Смотрит молча, но вот задняя дверь отворилась, и вошла хозяйка Над прилавком, где за стеклом ряды румяных корок, воздвиглось опрятное серо-стальное лицо – жидкие волосы туго оттянуты с опрятного серо-стального лба, очки в опрятной серо-стальной оправе, – воздвиглось, прикатило, водрузилось, как магазинная стальная касса. На библиотекаршу похожа. На нечто мирно-засушенное среди пыльных полок, где в строгом порядке расставлены непреложные и прописные истины, давно отрешенные от жизни, – как будто стоит лишь дунуть ветерку из мира, где неправедность творится.

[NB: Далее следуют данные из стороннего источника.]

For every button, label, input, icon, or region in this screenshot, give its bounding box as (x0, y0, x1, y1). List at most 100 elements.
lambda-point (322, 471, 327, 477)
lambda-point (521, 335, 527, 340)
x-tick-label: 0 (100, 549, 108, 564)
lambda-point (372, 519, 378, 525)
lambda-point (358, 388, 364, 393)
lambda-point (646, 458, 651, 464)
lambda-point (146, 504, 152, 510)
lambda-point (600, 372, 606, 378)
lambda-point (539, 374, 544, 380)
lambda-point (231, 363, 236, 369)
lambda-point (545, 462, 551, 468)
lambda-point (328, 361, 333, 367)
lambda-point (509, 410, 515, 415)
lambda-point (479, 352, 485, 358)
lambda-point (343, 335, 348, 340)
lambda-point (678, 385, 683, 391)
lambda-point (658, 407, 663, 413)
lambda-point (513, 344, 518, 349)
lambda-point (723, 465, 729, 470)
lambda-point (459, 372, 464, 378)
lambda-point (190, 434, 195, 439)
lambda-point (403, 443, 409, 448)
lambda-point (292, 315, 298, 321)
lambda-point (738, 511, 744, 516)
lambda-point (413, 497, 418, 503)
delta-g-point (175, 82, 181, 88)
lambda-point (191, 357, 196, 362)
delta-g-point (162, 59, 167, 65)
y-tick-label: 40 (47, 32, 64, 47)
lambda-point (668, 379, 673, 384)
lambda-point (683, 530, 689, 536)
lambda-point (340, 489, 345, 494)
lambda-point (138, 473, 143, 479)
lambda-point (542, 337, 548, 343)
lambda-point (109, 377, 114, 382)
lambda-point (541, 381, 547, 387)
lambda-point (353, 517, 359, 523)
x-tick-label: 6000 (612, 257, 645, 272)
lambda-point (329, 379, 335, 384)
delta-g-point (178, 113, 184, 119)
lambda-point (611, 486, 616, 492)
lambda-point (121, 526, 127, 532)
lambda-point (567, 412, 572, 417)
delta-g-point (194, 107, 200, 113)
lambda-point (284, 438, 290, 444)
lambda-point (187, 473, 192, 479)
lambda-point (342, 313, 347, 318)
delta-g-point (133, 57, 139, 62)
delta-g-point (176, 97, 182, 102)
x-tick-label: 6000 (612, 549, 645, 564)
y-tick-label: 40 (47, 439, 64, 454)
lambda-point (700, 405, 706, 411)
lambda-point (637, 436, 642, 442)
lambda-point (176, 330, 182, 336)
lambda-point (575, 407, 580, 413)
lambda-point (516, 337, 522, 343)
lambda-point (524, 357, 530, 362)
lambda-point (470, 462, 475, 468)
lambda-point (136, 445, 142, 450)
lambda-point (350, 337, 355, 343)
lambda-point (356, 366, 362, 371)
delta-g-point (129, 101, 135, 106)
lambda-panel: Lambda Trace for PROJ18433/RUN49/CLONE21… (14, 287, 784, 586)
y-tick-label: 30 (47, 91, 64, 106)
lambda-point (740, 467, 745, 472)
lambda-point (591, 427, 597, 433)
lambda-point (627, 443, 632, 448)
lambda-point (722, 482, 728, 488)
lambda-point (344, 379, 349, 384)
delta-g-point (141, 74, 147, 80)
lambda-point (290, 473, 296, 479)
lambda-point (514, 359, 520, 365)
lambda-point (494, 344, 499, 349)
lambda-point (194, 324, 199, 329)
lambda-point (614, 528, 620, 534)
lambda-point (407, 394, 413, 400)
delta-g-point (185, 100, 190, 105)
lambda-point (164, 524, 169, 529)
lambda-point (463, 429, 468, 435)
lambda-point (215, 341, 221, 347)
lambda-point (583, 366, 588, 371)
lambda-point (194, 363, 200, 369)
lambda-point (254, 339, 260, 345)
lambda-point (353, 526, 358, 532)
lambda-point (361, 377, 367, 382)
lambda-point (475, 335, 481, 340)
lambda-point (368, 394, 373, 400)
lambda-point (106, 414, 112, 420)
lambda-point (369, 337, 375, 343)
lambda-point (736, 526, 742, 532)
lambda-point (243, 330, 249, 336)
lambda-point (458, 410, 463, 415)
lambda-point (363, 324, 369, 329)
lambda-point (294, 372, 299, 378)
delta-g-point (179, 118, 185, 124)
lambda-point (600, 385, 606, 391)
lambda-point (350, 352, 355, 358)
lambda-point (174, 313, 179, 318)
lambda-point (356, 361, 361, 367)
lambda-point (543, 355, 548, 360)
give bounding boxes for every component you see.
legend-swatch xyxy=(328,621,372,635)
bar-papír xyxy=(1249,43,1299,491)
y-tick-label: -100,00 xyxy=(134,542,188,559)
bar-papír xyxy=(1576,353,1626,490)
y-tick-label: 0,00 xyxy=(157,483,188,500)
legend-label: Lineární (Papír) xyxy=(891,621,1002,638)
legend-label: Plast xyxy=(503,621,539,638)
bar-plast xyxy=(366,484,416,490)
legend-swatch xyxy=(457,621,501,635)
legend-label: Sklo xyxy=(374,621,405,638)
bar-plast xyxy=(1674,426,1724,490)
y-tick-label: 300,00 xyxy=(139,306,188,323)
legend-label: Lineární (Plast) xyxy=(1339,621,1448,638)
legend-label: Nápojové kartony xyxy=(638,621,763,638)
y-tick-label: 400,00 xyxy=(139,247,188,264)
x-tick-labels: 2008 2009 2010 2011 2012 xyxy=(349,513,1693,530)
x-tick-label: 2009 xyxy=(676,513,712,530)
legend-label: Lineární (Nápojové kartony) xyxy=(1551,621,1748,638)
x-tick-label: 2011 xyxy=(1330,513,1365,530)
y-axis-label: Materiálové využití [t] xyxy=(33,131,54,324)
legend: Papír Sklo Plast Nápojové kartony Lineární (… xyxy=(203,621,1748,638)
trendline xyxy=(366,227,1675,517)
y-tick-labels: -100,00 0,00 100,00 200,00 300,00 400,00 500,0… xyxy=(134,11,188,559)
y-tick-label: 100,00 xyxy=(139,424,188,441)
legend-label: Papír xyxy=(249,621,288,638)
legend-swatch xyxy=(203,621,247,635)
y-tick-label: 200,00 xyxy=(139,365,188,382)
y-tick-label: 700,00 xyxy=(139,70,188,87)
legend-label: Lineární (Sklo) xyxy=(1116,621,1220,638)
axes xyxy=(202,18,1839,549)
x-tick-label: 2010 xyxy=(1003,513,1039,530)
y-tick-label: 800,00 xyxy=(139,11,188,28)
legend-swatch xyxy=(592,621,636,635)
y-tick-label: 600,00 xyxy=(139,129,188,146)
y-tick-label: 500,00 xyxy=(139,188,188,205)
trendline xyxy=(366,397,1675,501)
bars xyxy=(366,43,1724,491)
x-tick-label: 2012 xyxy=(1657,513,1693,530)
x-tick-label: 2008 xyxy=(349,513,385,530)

– Пожалуйста, две сдобные, мэм.
Взяла под прилавком квадратно нарезанную газету, положила на прилавок, достала две плюшки. Девочка смотрит на них не моргая и глаз не сводя, похожих на две коринки, всплывшие в чашке некрепкого кофе. Страна для мойш, отчизна итальяшкам. Смотрит на булочки, на опрятно серо-стальные пальцы, на широкое золотое кольцо за синеватым суставом указательного левого.
– Вы их сами выпекаете, мэм?
– Простите, сэр? – переспросила. Вот так: "Простите, сэр? – точно на сцене. – С вас пять центов. Что-нибудь еще желаете?
– Нет, мэм. Я-то нет. А вот юная леди желает. – Из-за витрины хозяйке ее не видно. Подошла к краю, смотрит оттуда на девчушку.
– Она с вами?
– Нет, мэм. Я вошел – она уже здесь была.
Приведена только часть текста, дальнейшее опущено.